We maken de kanttekening dat de gemeenteraad via een aparte raadsinformatiebrief geïnformeerd wordt over de uitkomsten van de Mei circulaire 2019. Het effect hiervan op het financiële meerjarenperspectief wordt direct verwerkt in de Programmabegroting 2020. Deze informatie is van belang bij de besluitvorming over deze kadernota omdat het effect van de Mei circulaire een structureel karakter heeft en het meerjarensaldo positief of negatief kan beïnvloeden. De verwachting is op voorhand dat de circulaire voor gemeenten een negatieve uitkomst zal hebben. Een belangrijke waarschuwing vooraf is dat er rekening gehouden wordt met beperkte ruimte voor structureel nieuw beleid.

Er bestaat ook de mogelijkheid dat het Rijk een bijstelling maakt van de doeluitkering voor Participatiewet-Inkomensdeel (BUIG). Dit op basis van de uitgaven van eerdere jaren. Mocht dit risico zich voordoen dan kan dit in eerste instantie opgevangen worden door het inzetten van de hiervoor bestemde reserve. Zie ook de toelichting bij de autonome ontwikkeling bij taakveld 6.3.

P.M. posten

Naast de Mei circulaire spelen er nog een aantal onzekerheden die mogelijk op korte en/of middellange termijn van invloed zijn op het structurele meerjarenperspectief. Niet van alle onderwerpen kunnen we met zekerheid een inschatting maken in deze Kadernota. Enerzijds zijn dit onderwerpen die met deze reden op p.m. zijn gezet in dit document. Anderzijds zijn er risico's die we voorzien. Van de volgende onderwerpen is op dit moment niet een exacte doorrekening te maken:

  • Programma 0. Bestuur en ondersteuning:

- Vervanging zaaksysteem (bedrag p.m. structureel en incidenteel);
- Privacy Officer (bedrag p.m. incidenteel 2022-2023)

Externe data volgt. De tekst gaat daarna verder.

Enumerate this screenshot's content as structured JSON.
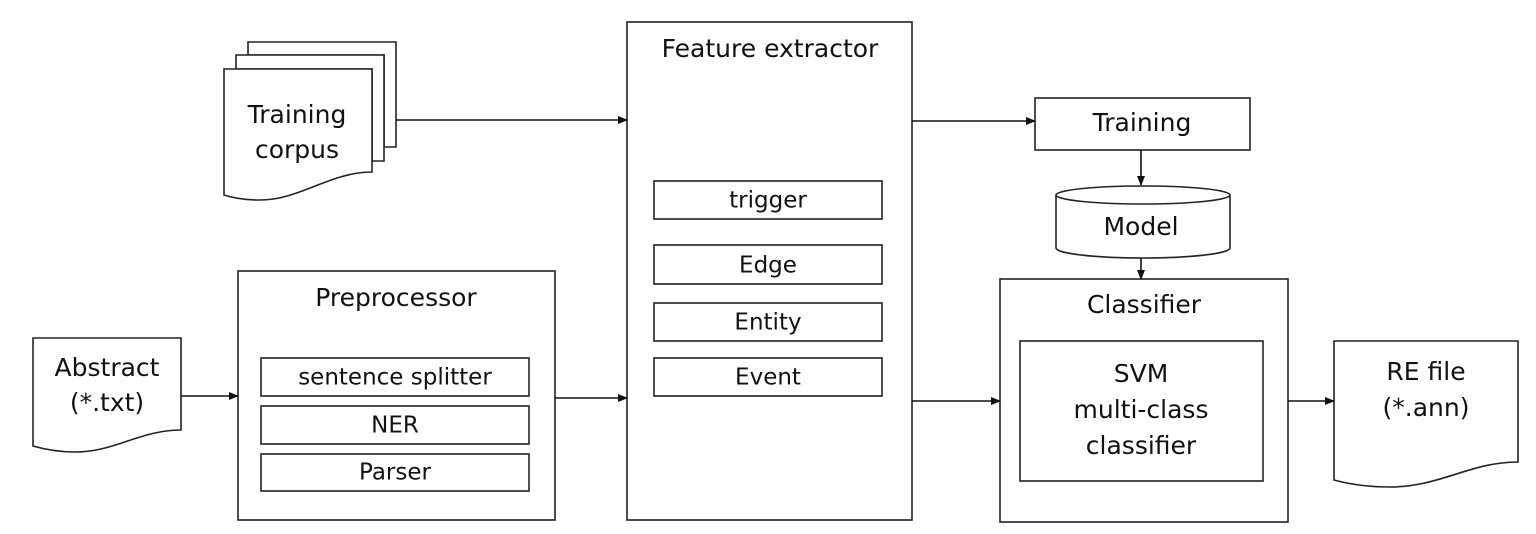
{
  "training_corpus": {
    "line1": "Training",
    "line2": "corpus"
  },
  "abstract": {
    "line1": "Abstract",
    "line2": "(*.txt)"
  },
  "preprocessor": {
    "title": "Preprocessor",
    "items": [
      "sentence splitter",
      "NER",
      "Parser"
    ]
  },
  "feature_extractor": {
    "title": "Feature extractor",
    "items": [
      "trigger",
      "Edge",
      "Entity",
      "Event"
    ]
  },
  "training": {
    "label": "Training"
  },
  "model": {
    "label": "Model"
  },
  "classifier": {
    "title": "Classifier",
    "inner": {
      "line1": "SVM",
      "line2": "multi-class",
      "line3": "classifier"
    }
  },
  "re_file": {
    "line1": "RE file",
    "line2": "(*.ann)"
  }
}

  - Communicatiebeleidsplan (Bedrag p.m. incidenteel 2020-2023), nadeel);

  • Programma 1. Veiligheid:

- Veiligheidsregio (VRF) noodzakelijke maatregelen bovenop de reeds meegenomen effecten in de Ontwerpbegroting 2020 e.v. (deze worden bekend na de bestuursconferentie van 24 juni 2019) zie ook taakveld 1.1;
- Onderzoek naar ondermijning binnen (permanente) bewoning recreatiewoningen  (bedrag p.m. incidenteel 2020-2022);

  • Programma 2. Verkeer en Vervoer:

- Fietsverbinding De Zate-De Noord (Bedrag p.m. incidenteel 2020 nadeel);

  • Programma 3. Economie:

- Uitwerking Retailvisie (bedrag p.m. incidenteel, nadeel);
- Van Eiland naar Wijland (bedrag p.m. 2020 incidenteel, nadeel);

  • Programma 5.  Sport, Cultuur en Recreatie:

- Ontwikkeling Strandbeleid (bedrag p.m. incidenteel 2020, nadeel);

  • Programma 7. Volksgezondheid en milieu:

- Activiteiten voor een afvalloze samenleving: invoeren ja-ja sticker(bedrag p.m. incidenteel 2020, nadeel);

  • Programma 8. Volkshuisvesting, ruimtelijke ordening en stedelijke vernieuwing:

- Implementatie Omgevingswet (bedrag p.m. incidenteel 2022-2023);
- Herontwikkeling Spelwijk (bedrag p.m. incidenteel 2020).

Onzekerheid CAO

De vorige CAO liep tot 1-1-2019 waardoor bij het opstellen van deze Kadernota nog geen ‘harde’ cijfers kunnen worden gepresenteerd omtrent de stijging van de loonkosten over de jaren 2019 en 2020. De exacte indexeringen die verwerkt moeten (gaan) worden zijn onzeker. Vooralsnog houden we rekening met 2,5% indexering van 2018 naar 2019 (hiervan was reeds 1,6% verwerkt) en 1,9% van 2019 naar 2020 (zie ook bovenstaande alinea's).